La seule raison valable permettant d’interdire une manifestation serait qu’il existe un risque de trouble à l’ordre public tel que la police ne soit pas en mesure de faire face : « les mesures de police administrative susceptibles d’affecter l’exercice des libertés constitutionnellement garanties doivent être justifiées par une menace réelle pour l’ordre public, cette menace devant reposer sur des circonstances particulières caractérisant le risque de trouble à l’ordre public dans chaque espèce (Conseil constitutionnel, 5 août 1993, n° 93-323 DC). Or, il est bien évident que la police, à Paris, a tous les moyens pour encadrer une manif de 30.000 personnes, organisée par des partis et des groupes politiques bien connus, et qu’elle a aussi tous les moyens de repérer et présenter à la justice d’éventuels fauteurs de troubles.

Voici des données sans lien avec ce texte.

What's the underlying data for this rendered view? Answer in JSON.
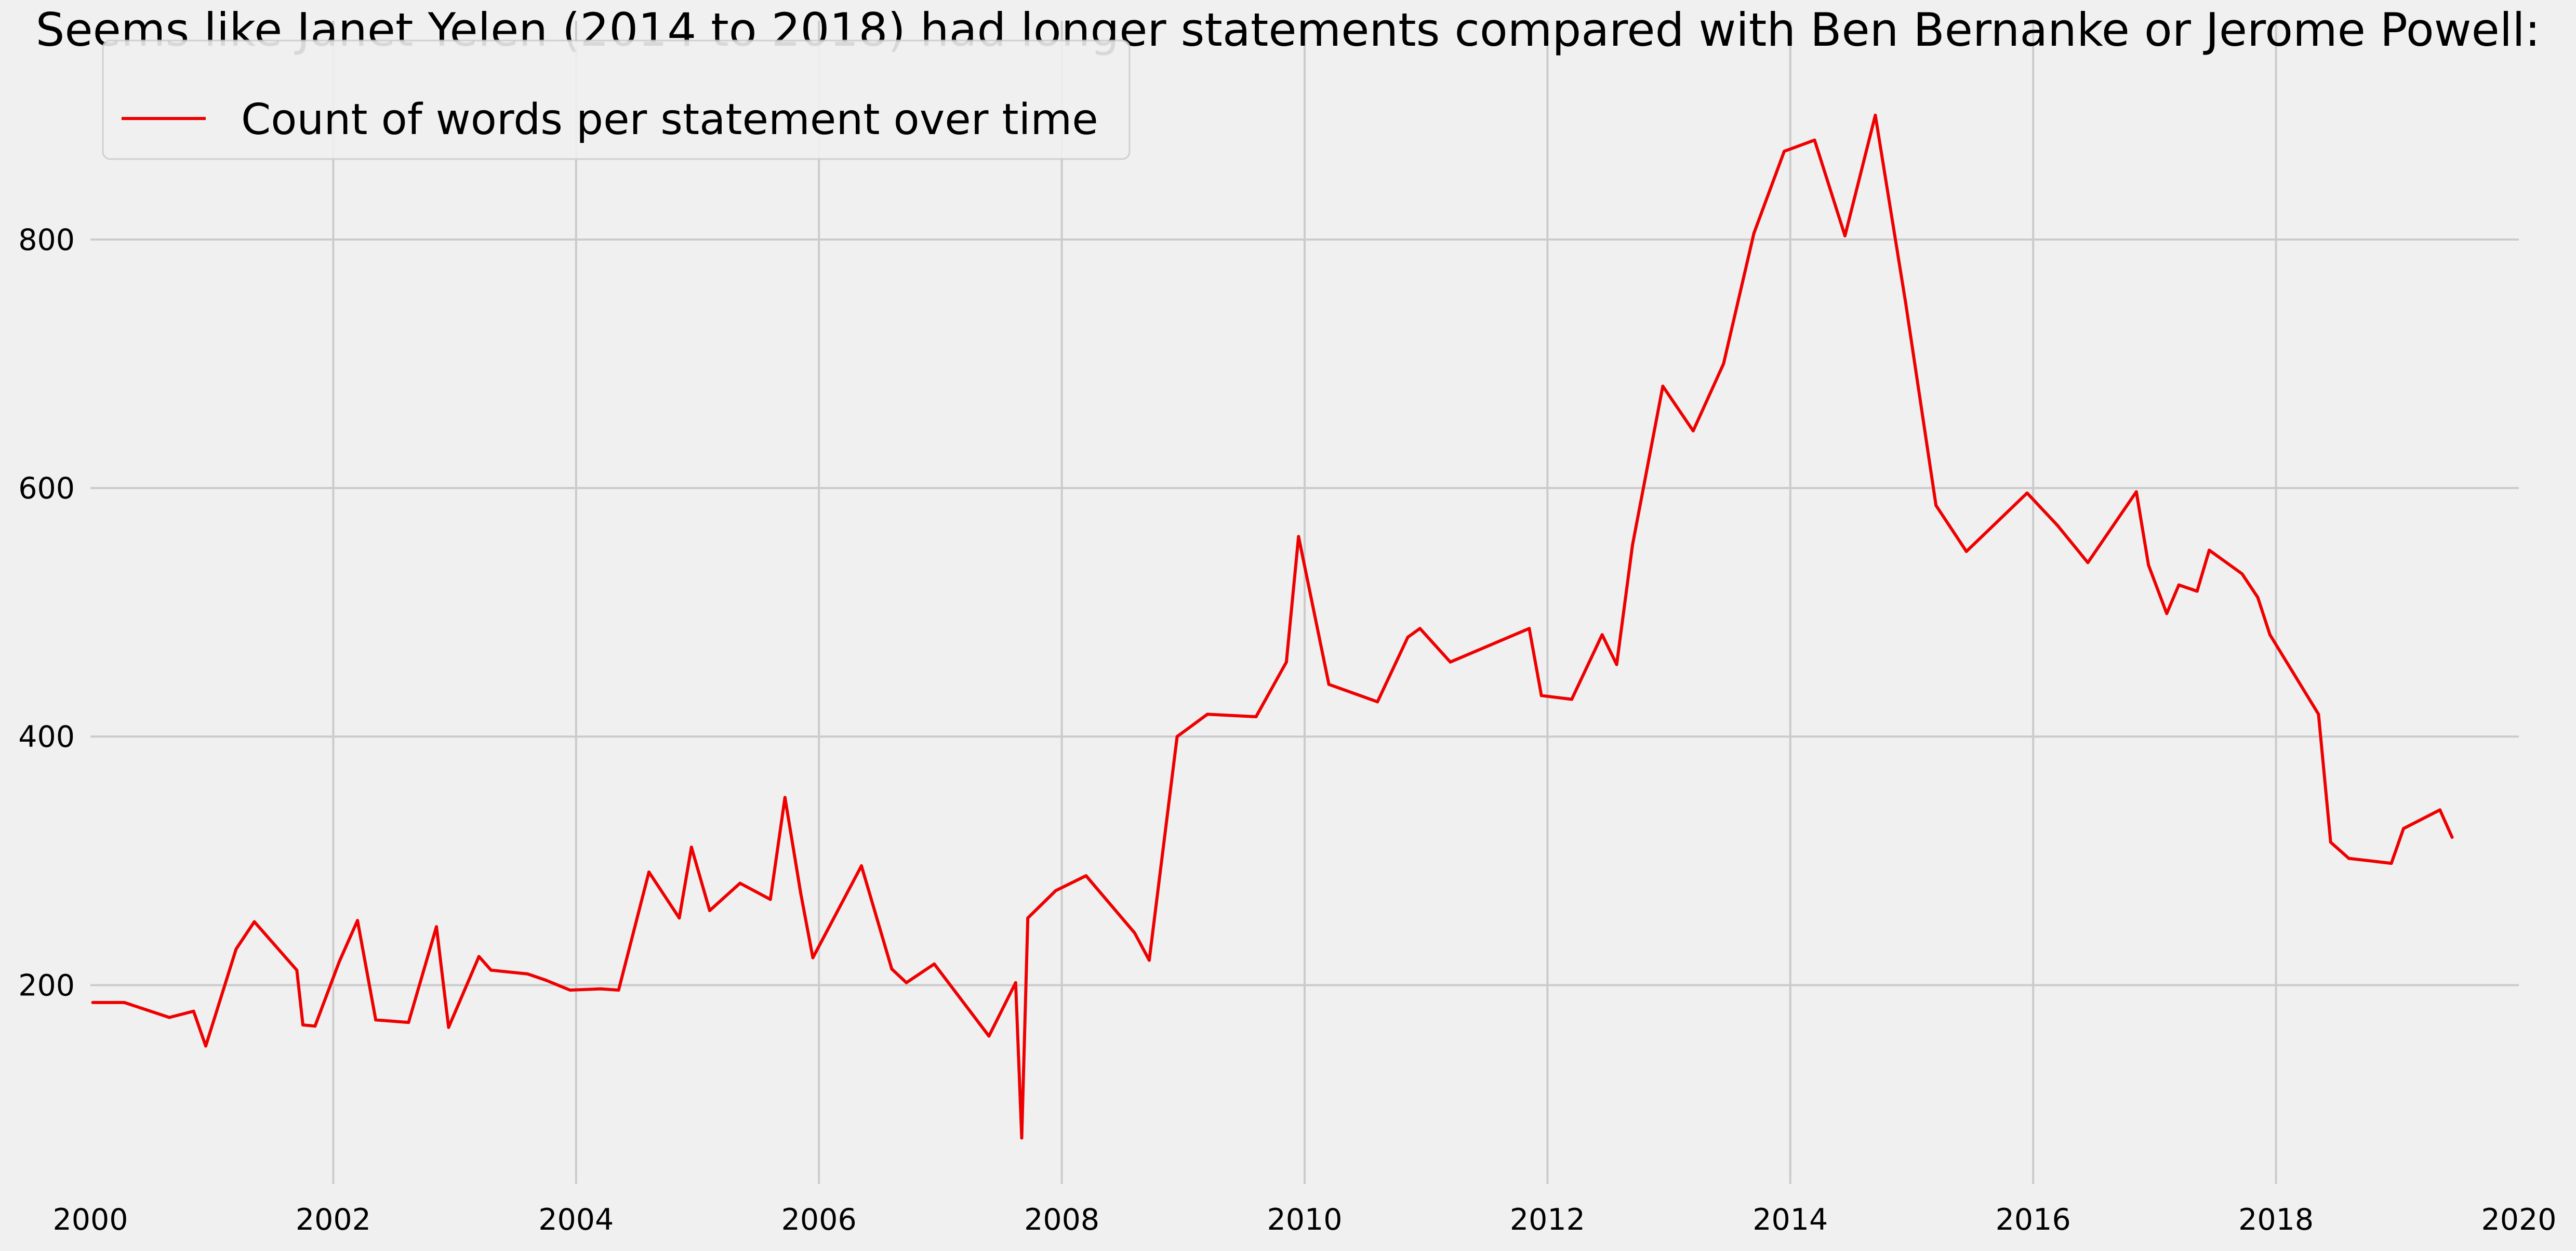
{
  "chart_data": {
    "type": "line",
    "title": "Seems like Janet Yelen (2014 to 2018) had longer statements compared with Ben Bernanke or Jerome Powell:",
    "xlabel": "",
    "ylabel": "",
    "xlim": [
      2000,
      2020
    ],
    "ylim": [
      40,
      930
    ],
    "x_ticks": [
      2000,
      2002,
      2004,
      2006,
      2008,
      2010,
      2012,
      2014,
      2016,
      2018,
      2020
    ],
    "x_tick_labels": [
      "2000",
      "2002",
      "2004",
      "2006",
      "2008",
      "2010",
      "2012",
      "2014",
      "2016",
      "2018",
      "2020"
    ],
    "y_ticks": [
      200,
      400,
      600,
      800
    ],
    "y_tick_labels": [
      "200",
      "400",
      "600",
      "800"
    ],
    "grid": true,
    "legend_position": "top-left",
    "series": [
      {
        "name": "Count of words per statement over time",
        "color": "#ee0000",
        "x": [
          2000.02,
          2000.28,
          2000.65,
          2000.85,
          2000.95,
          2001.2,
          2001.35,
          2001.7,
          2001.75,
          2001.85,
          2002.05,
          2002.2,
          2002.35,
          2002.62,
          2002.85,
          2002.95,
          2003.2,
          2003.3,
          2003.6,
          2003.75,
          2003.95,
          2004.2,
          2004.35,
          2004.6,
          2004.85,
          2004.95,
          2005.1,
          2005.35,
          2005.6,
          2005.72,
          2005.85,
          2005.95,
          2006.35,
          2006.6,
          2006.72,
          2006.95,
          2007.4,
          2007.62,
          2007.67,
          2007.72,
          2007.95,
          2008.2,
          2008.6,
          2008.72,
          2008.95,
          2009.2,
          2009.6,
          2009.85,
          2009.95,
          2010.2,
          2010.6,
          2010.85,
          2010.95,
          2011.2,
          2011.85,
          2011.95,
          2012.2,
          2012.45,
          2012.57,
          2012.7,
          2012.95,
          2013.2,
          2013.45,
          2013.7,
          2013.95,
          2014.2,
          2014.45,
          2014.7,
          2014.95,
          2015.2,
          2015.45,
          2015.95,
          2016.2,
          2016.45,
          2016.85,
          2016.95,
          2017.1,
          2017.2,
          2017.35,
          2017.45,
          2017.72,
          2017.85,
          2017.95,
          2018.35,
          2018.45,
          2018.6,
          2018.95,
          2019.05,
          2019.35,
          2019.45
        ],
        "y": [
          186,
          186,
          174,
          179,
          151,
          229,
          251,
          212,
          168,
          167,
          219,
          252,
          172,
          170,
          247,
          166,
          223,
          212,
          209,
          204,
          196,
          197,
          196,
          291,
          254,
          311,
          260,
          282,
          269,
          351,
          274,
          222,
          296,
          213,
          202,
          217,
          159,
          202,
          77,
          254,
          276,
          288,
          242,
          220,
          400,
          418,
          416,
          460,
          561,
          442,
          428,
          480,
          487,
          460,
          487,
          433,
          430,
          482,
          458,
          554,
          682,
          646,
          700,
          805,
          871,
          880,
          803,
          900,
          749,
          586,
          549,
          596,
          570,
          540,
          597,
          538,
          499,
          522,
          517,
          550,
          531,
          512,
          482,
          418,
          315,
          302,
          298,
          326,
          341,
          319
        ]
      }
    ]
  }
}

Après un soutien révoltant à l’agression armée, le gouvernement a donc fait le choix de la censure et de la répression, les marques de l’abus de pouvoir. Pour ceux qui pouvaient encore avoir la moindre illusion

Demain, il y aura beaucoup de monde à la manif interdite, car ce n’est pas un rempart de papier qui pourra contraindre au silence la dénonciation de l’injustice et du crime d’Etat. Vive la liberté.